Is America’s “Meritocracy” Truly Meritorious?

Angelina Xu ’21

The Merriam-Webster dictionary defines “merit” as the qualities or actions that constitute the basis of one’s rewards [1].  Immigrants come to America with the prospect of the American Dream, in which all are given equal opportunities to achieve success through hard work and initiative. This concept of meritocracy applies to college admissions as well.  With the advent of the new school year, high school seniors busily finish their applications, hoping to get accepted into their dream school. But what truly establishes excellence in America?


Aside from superb grades and outstanding extracurriculars, American colleges also examine an applicant’s ethnic and social background.  In order to promote equal opportunities for minority groups, college admission officers use affirmative action when reviewing applications.  


However, an organization called Students for Fair Admissions recently filed a lawsuit against Harvard University, alleging that Harvard discriminates against Asian-American applicants by holding them to higher academic and extracurricular standards than students of other races [2].  According to the filing, Harvard “uses vague ‘personal rating[s]’ that harm Asian-American applicants’ chances for admission and may be infected with racial bias; engages in unlawful racial balancing; and has never seriously considered race-neutral alternatives in its more than 45 years of using race to make admissions decisions” [3].  Evidently, aside from a student’s hard work, a college applicant’s admission also depends on his or her ethnicity and social background due to colleges wanting to diversify the student body.


Proponents of the Students for Fair Admissions’ lawsuit claim that there must be an end to racial classifications in college admissions.  On the other hand, opponents assert that other races, such as caucasians, may be manipulating Asian-Americans in the lawsuit to deprive minorities of educational opportunities, thus benefiting themselves and creating an imbalance in higher education [2].  


Understanding both sides of the issue, Aman Singh ‘19 states, “I agree that affirmative action tends to allow for some discrimination against Asian Americans in the college admission process, however I disagree that it is the best way to fight for equality.”  He further asserts, “I personally believe that legacy admissions are a bigger issue when it comes to admission.”


Nonetheless, whether or not the Supreme Court rules in the plaintiff’s favor, the case reveals that perseverance and diligence are not the sole constituents of excellence in America; inherent factors, such as social class and race, play a role as well.

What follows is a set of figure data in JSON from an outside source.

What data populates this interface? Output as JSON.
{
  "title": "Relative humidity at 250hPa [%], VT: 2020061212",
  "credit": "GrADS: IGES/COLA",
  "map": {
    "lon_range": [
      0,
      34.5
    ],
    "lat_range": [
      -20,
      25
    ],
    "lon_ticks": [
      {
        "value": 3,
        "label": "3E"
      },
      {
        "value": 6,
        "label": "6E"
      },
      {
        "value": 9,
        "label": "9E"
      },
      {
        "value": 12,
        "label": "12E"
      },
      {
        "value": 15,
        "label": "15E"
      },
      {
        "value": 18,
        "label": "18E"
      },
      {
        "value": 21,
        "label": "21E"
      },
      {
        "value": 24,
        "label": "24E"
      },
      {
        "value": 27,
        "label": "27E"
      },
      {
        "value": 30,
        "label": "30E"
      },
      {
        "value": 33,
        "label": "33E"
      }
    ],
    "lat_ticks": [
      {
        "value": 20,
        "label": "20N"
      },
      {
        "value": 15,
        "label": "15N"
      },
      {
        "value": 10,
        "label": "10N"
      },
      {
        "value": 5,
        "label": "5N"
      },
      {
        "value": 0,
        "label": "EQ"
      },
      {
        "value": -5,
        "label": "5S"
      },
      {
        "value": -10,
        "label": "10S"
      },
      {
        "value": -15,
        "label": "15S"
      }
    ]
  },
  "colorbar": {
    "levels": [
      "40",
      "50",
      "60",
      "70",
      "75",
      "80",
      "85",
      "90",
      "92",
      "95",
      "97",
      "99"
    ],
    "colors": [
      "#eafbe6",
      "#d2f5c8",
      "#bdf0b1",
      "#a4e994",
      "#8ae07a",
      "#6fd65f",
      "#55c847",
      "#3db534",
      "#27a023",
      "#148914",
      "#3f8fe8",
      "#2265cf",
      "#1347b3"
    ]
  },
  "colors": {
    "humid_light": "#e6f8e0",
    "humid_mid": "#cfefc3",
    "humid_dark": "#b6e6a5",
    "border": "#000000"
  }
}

Contrary to the ostensible “meritocracy” in America, Finland — with the world’s leading education system — provides the same education for all students because officials believe that education is a fundamental right [4].  As a result, schools, including publicly funded universities, do not charge tuitions. Another leader in education, Belgium also provides public and private schooling to children ages four to eighteen at little or no cost [5].  Unlike these European countries, college tuitions cost a fortune in America, averaging $9,970 for state residents at public colleges and $34,740 at private colleges per year [6]. These numbers are even higher for top-tier universities.  Therefore, the ability to obtain a higher education in the United States also depends on one’s economic capabilities to afford the cost.


As a senior applying to colleges, Julianne Milosis ‘19 corroborates, “While many students at Ridge apply to and are accepted into high ranked, well rated, and nationally recognized colleges and universities, many of us are limited to institutions that we can afford or take on the burden of sizeable student debt upon graduation.”


All in all, the different education systems around the world determine a student’s ability to achieve excellence. While the American Dream promises citizens equal opportunities, many policies in America do not truly provide equity for all, whether it be ethnicity or financial abilities.